Context: I am aware of a simple proof that first argues about the CDF of $\min(X_1, \ldots, X_n)$ and then integrates it to access its expectation. While simple, I would like to find a proof of the fact without using any calculus (or calculations at all if possible) as such proofs tend to generalize more easily.
This is a special case of Bayes billiards. Suppose you throw n (white) balls (independently uniformly at random) on [0,1] to get $X_1,...X_n$ and then throw another (red) ball (again independently uniformly at random). For any given outcome $X_1,...X_n$ the probability of that the red ball lands to the left of all the white ones is precisely $min(X_1,...X_n)$, and so over all random trials this probability is $E(min(X_1,...X_n))$. But you just threw n+1 balls i.i.d. on unit interval. The probability that any particular one landed to the left of all others is the same no matter which particular ball you consider, and is thus 1/(n+1).
You can also do this geometrically. Conditional on the outcomes coming out in a particular order, the distribution of $(X_1, ..., X_n)$ is uniform on one of the $n!$ simplexes into which the orderings of coordinates divide the n-dimensional hypercube. For each of these n-dimensional simplexes, the expectation of $min(X_1,..., X_n)$ is the volume of an (n+1) dimensional simplex - the (n+1) dimensional simplex with the original n-dimensional simplex as base and height over every point equal to $min(X_1,..., X_n)=X_i$, where $i$ is the index of the coordinate minimal on that particular n-simplex - divided by the n-dimensional volume of the base.
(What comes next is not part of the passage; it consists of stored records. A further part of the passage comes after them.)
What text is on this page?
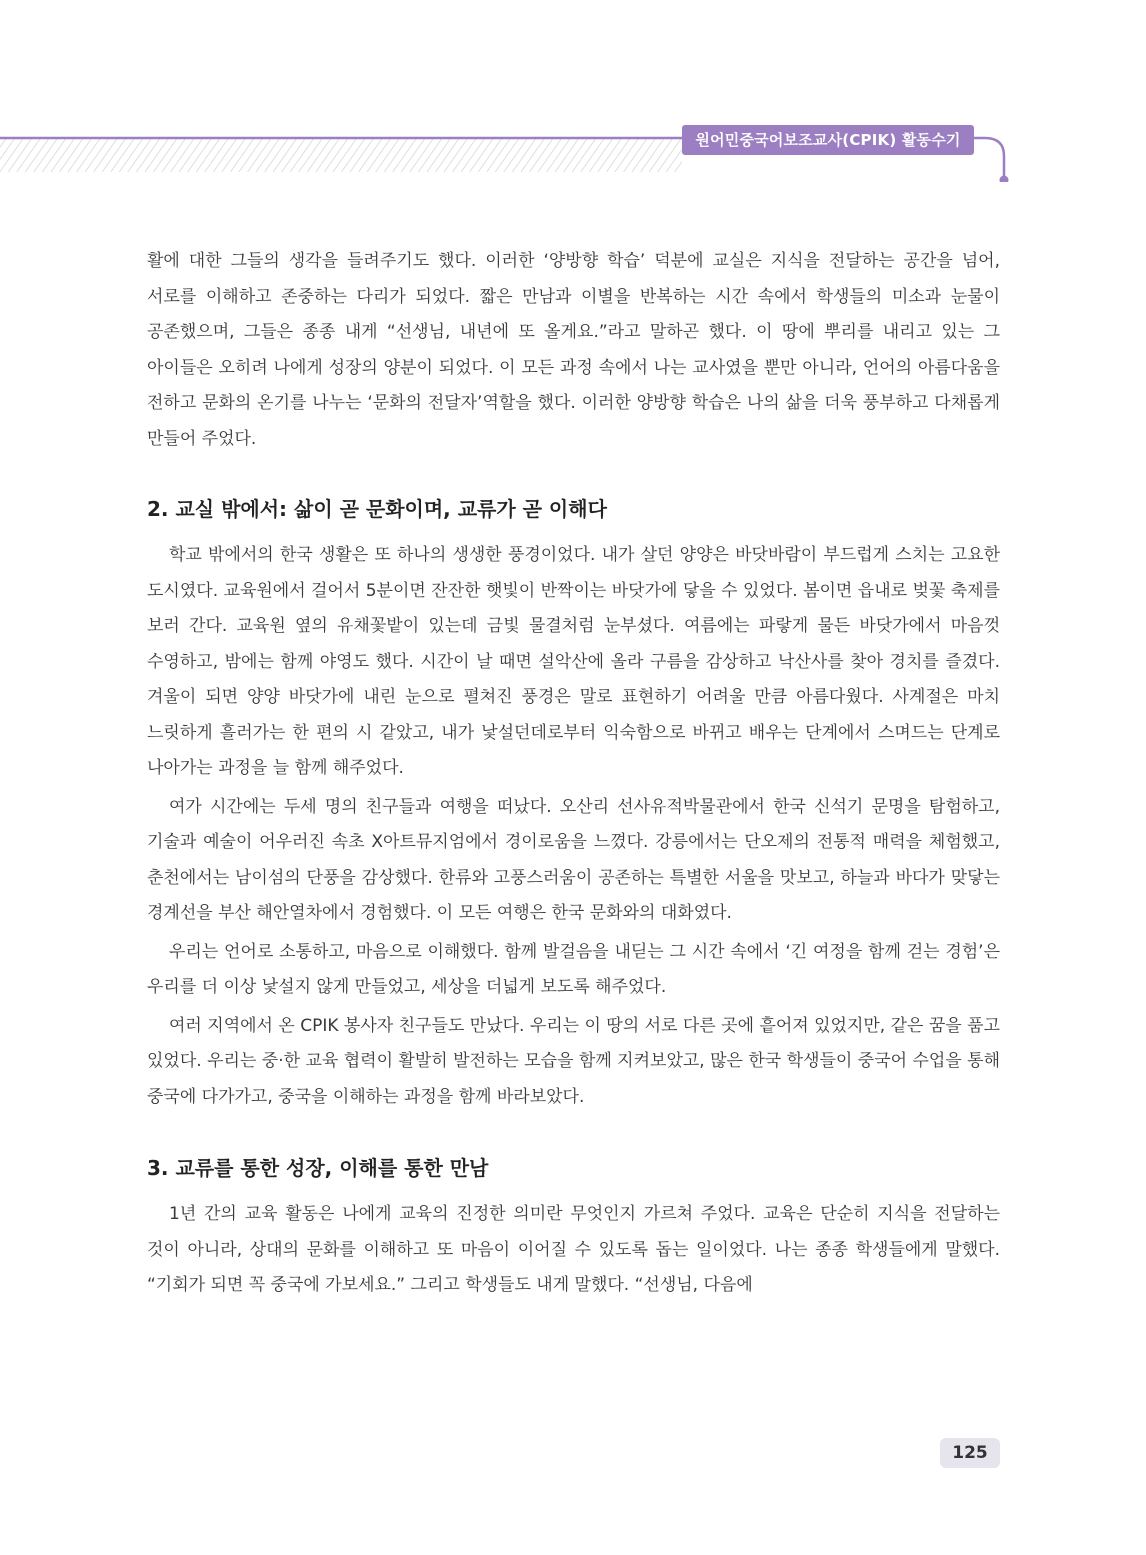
원어민중국어보조교사(CPIK) 활동수기

활에 대한 그들의 생각을 들려주기도 했다. 이러한 ‘양방향 학습’ 덕분에 교실은 지식을 전달하는 공간을 넘어, 서로를 이해하고 존중하는 다리가 되었다. 짧은 만남과 이별을 반복하는 시간 속에서 학생들의 미소과 눈물이 공존했으며, 그들은 종종 내게 “선생님, 내년에 또 올게요.”라고 말하곤 했다. 이 땅에 뿌리를 내리고 있는 그 아이들은 오히려 나에게 성장의 양분이 되었다. 이 모든 과정 속에서 나는 교사였을 뿐만 아니라, 언어의 아름다움을 전하고 문화의 온기를 나누는 ‘문화의 전달자’역할을 했다. 이러한 양방향 학습은 나의 삶을 더욱 풍부하고 다채롭게 만들어 주었다.

2. 교실 밖에서: 삶이 곧 문화이며, 교류가 곧 이해다

학교 밖에서의 한국 생활은 또 하나의 생생한 풍경이었다. 내가 살던 양양은 바닷바람이 부드럽게 스치는 고요한 도시였다. 교육원에서 걸어서 5분이면 잔잔한 햇빛이 반짝이는 바닷가에 닿을 수 있었다. 봄이면 읍내로 벚꽃 축제를 보러 간다. 교육원 옆의 유채꽃밭이 있는데 금빛 물결처럼 눈부셨다. 여름에는 파랗게 물든 바닷가에서 마음껏 수영하고, 밤에는 함께 야영도 했다. 시간이 날 때면 설악산에 올라 구름을 감상하고 낙산사를 찾아 경치를 즐겼다. 겨울이 되면 양양 바닷가에 내린 눈으로 펼쳐진 풍경은 말로 표현하기 어려울 만큼 아름다웠다. 사계절은 마치 느릿하게 흘러가는 한 편의 시 같았고, 내가 낯설던데로부터 익숙함으로 바뀌고 배우는 단계에서 스며드는 단계로 나아가는 과정을 늘 함께 해주었다.

여가 시간에는 두세 명의 친구들과 여행을 떠났다. 오산리 선사유적박물관에서 한국 신석기 문명을 탐험하고, 기술과 예술이 어우러진 속초 X아트뮤지엄에서 경이로움을 느꼈다. 강릉에서는 단오제의 전통적 매력을 체험했고, 춘천에서는 남이섬의 단풍을 감상했다. 한류와 고풍스러움이 공존하는 특별한 서울을 맛보고, 하늘과 바다가 맞닿는 경계선을 부산 해안열차에서 경험했다. 이 모든 여행은 한국 문화와의 대화였다.

우리는 언어로 소통하고, 마음으로 이해했다. 함께 발걸음을 내딛는 그 시간 속에서 ‘긴 여정을 함께 걷는 경험’은 우리를 더 이상 낯설지 않게 만들었고, 세상을 더넓게 보도록 해주었다.

여러 지역에서 온 CPIK 봉사자 친구들도 만났다. 우리는 이 땅의 서로 다른 곳에 흩어져 있었지만, 같은 꿈을 품고 있었다. 우리는 중·한 교육 협력이 활발히 발전하는 모습을 함께 지켜보았고, 많은 한국 학생들이 중국어 수업을 통해 중국에 다가가고, 중국을 이해하는 과정을 함께 바라보았다.

3. 교류를 통한 성장, 이해를 통한 만남

1년 간의 교육 활동은 나에게 교육의 진정한 의미란 무엇인지 가르쳐 주었다. 교육은 단순히 지식을 전달하는 것이 아니라, 상대의 문화를 이해하고 또 마음이 이어질 수 있도록 돕는 일이었다. 나는 종종 학생들에게 말했다. “기회가 되면 꼭 중국에 가보세요.” 그리고 학생들도 내게 말했다. “선생님, 다음에

125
In any case, such a n+1 simplex has height 1, and hence the conditional expectation is 1/(n+1) - and this is irrespective of the ordering of X_1,..., X_n. Thus overall the expectation of $min(X_1,..., X_n)$ is 1/(n+1) as well.
Here the extra dimension is serving a similar role to the extra red ball in Bayes' billiards; with a little extra effort, the two approaches can be made to correspond exactly (the point being that the orderings of X_1, X_n, X_red partition the (n+1)-dimensional hypercube into (n+1)! isomorphic simplexes, and we are looking at the volume of n! of them, the ones where X_red is the smallest coordinate, which is 1/(n+1) of the total).